What is the time and space complexity of this algorithm?

Question

What are the time and space complexity of this algorithm?

I calculate the WC time complexity to be as follow:

1. all initiations to be O(1) each

2. for loop to be O(n)because

   • outer for loop to run max of n times,
   • initiations to be cost of 1 each,
   • inner for loop to run max of 17 times, and
   • the if statements and assignments to be cost of 1 each.
   • I calculate O((n+1+1)*(17+1+1+1+1+1+1+1+1+1+1+1+1) then ignoring the constant O(n).

3. time complexity of the second part of the algorithm to be as follow:

   • Initiation of List to be of cost 1
   • for loop to be 17
   • Initiation of Meeting to be of cost 1
   • if statement to be of cost 1
   • initiation of indexOfEndTime to be 1
   • for loop to be 16
   • if statement to be 1
   • assignment to be 1 each
   • O(1+(17+1+1+1+1+1+1)*(16+1+1+1+1)+1) which is just constant value say c.

4. T(n) = Step 1 + Step 2 + Step 3 = O(1+n+c) which means my worst case time complexity is O(n).

Is this correct? Could you please confirm if my every calculation was correct? In this case, the best case time complexity will be O(1)? Does it make sense to consider the average case and if it does how to figure that out?

Lastly, I calculate the best/average/worst space complexity to be O(n).

    public static List<Meeting> mergeRanges(List<Meeting> meetings) {
        byte available = 0;
        byte reservedBlockStart = 1;
        byte reservedBlockMiddle = 2;
        byte reservedBlockEnd = 3;
        byte[] slots = new byte[17];

        for(Meeting meeting : meetings) {
            byte startTime = (byte) meeting.getStartTime();
            byte endTime = (byte) meeting.getEndTime();
            for(byte i = startTime; i <= endTime; i++) {
                if(slots[i] == available) {
                    if(i == startTime) {
                        slots[i] = reservedBlockStart;
                    } else if(i == endTime) {
                        slots[i] = reservedBlockEnd;
                    } else {
                        slots[i] = reservedBlockMiddle;
                    }
                } else if(slots[i] == reservedBlockStart) {
                    if(i != startTime) {
                        slots[i] = reservedBlockMiddle;
                    }
                } else if(slots[i] == reservedBlockEnd) {
                    if(i != endTime) {
                        slots[i] = reservedBlockMiddle;
                    }
                }
            }
        }

        List<Meeting> condRange = new ArrayList<Meeting>();
        for(byte i = 0; i < slots.length; i++) {
            Meeting meet = new Meeting(0,0);
            if(slots[i] == reservedBlockStart) {
                byte indexOfEndTime = i;
                meet.setStartTime(i);
                for(byte j = (byte)(i + 1); j < slots.length; j++) {
                    if(slots[j] == reservedBlockEnd) {
                        meet.setEndTime(j);
                        indexOfEndTime = j;
                        j = (byte)(slots.length - 2);
                    } 
                }
                condRange.add(meet);
                i = (byte)(indexOfEndTime - 1);
            }
        }
        return condRange;
    }

Answer 1

Your worst-case analysis seems to be completely correct; I didn't notice any mistakes in it, and I get the same result.
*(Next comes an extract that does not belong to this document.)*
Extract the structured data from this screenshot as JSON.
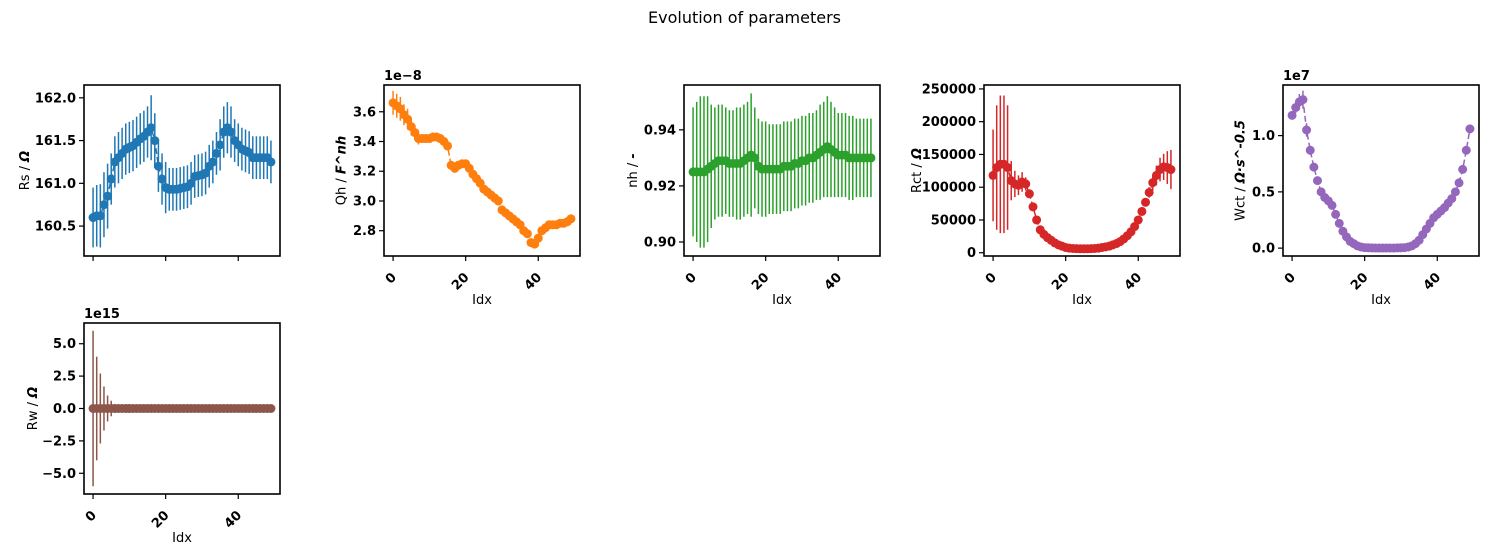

Your best-case analysis is incorrect; you said it takes O(1) time in the best case, but your loop over the meetings list always completes n iterations, so this case also takes O(n) time. You might have made the mistake of assuming that the list length is 1 or even 0 in the best case; that doesn't count as a "case" because you need to consider a family of inputs parameterised by the size n for asymptotic analysis to make sense at all.

Your space complexity analysis is not correct either. Your algorithm creates two data structures: the slots array has a constant size, and the condRange list also happens to have constant size because it is only appended to from the third loop, which we've established does O(1) operations, so the number of add operations to that list is also O(1). Even if this list did end up with a size of O(n), it is the output to the algorithm so any correct algorithm would have to create a list of that size; normally it's more useful to measure the "auxiliary" space complexity, i.e. the space used by temporary data structures which only exist for the algorithm's internal workings.

There is one assumption which would be useful to state explicitly, which is that the meeting startTime and endTime are always bounded in the range 0 to 16 (inclusive), so that it makes sense to use as an index in slots. By the way, you don't need to invent a name for the constant c, you can just write O(1) there.